En cuanto a mi vida, muchas cosas se explican –no a la perfección; ¡eso será en el cielo!– acerca de la sabia y amorosa voluntad del Señor cuando reflexiono sobre cómo dirigió y dirige mi andar según “las obras de [sus] manos” (Salmo 92.4). Como al salmista, me da alegría y despierta una alabanza en mi corazón ver cuán a menudo y con qué fidelidad Dios me ha ayudado y dirigido, y controlado las consecuencias.
Al mirar el futuro, en cambio, no siempre es tan claro. Tengo ese sentimiento de incertidumbre porque el camino por delante parece torcido, nublado y aterrador.
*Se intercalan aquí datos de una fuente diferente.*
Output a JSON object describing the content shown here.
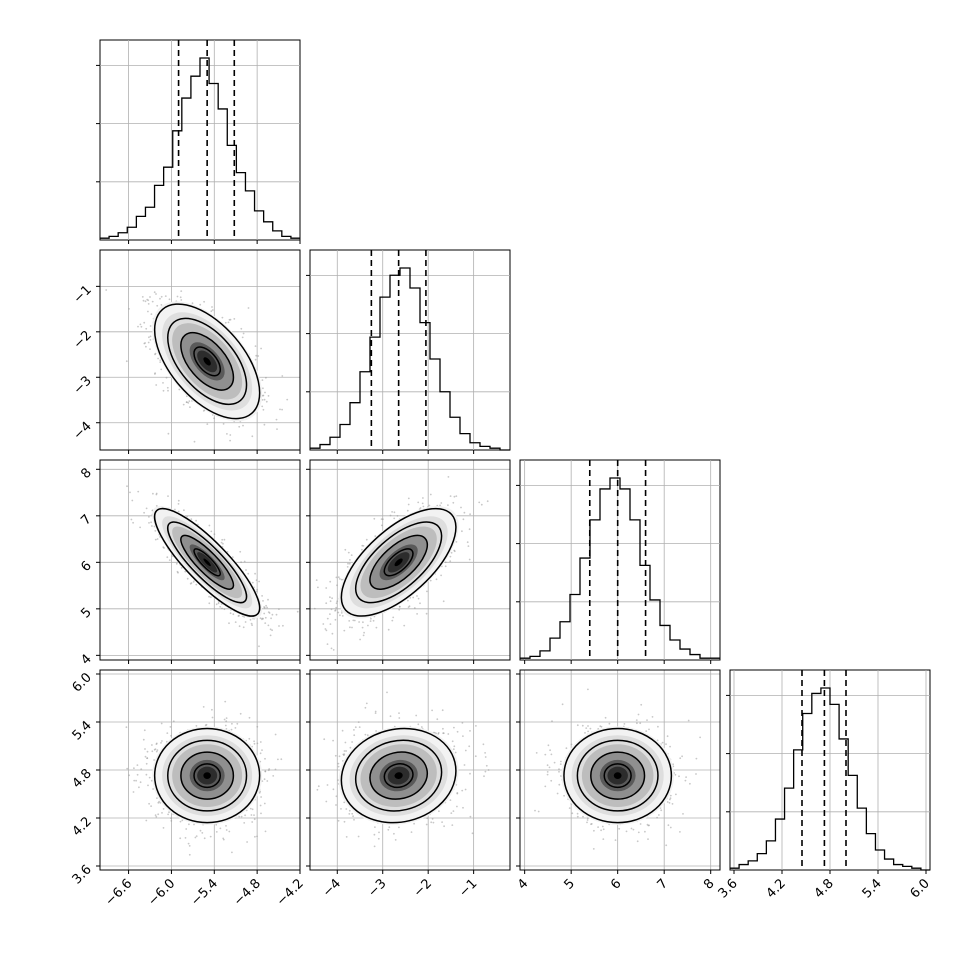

Sin embargo, con la certeza del cuidado del Señor en el pasado; con la seguridad de su compañía en el presente, confío en su dirección en el porvenir. Su promesa es clara: “No te desampararé, ni te dejaré”. Entonces, puedo decir con confianza: “El Señor es mi ayudador; no temeré lo que me pueda hacer el hombre” (Hebreos 13.5-6). Recuerdo una canción que cantamos: “Cristo está conmigo, junto a mí va el Señor. Me acompaña siempre, en mi vida, hasta el fin”.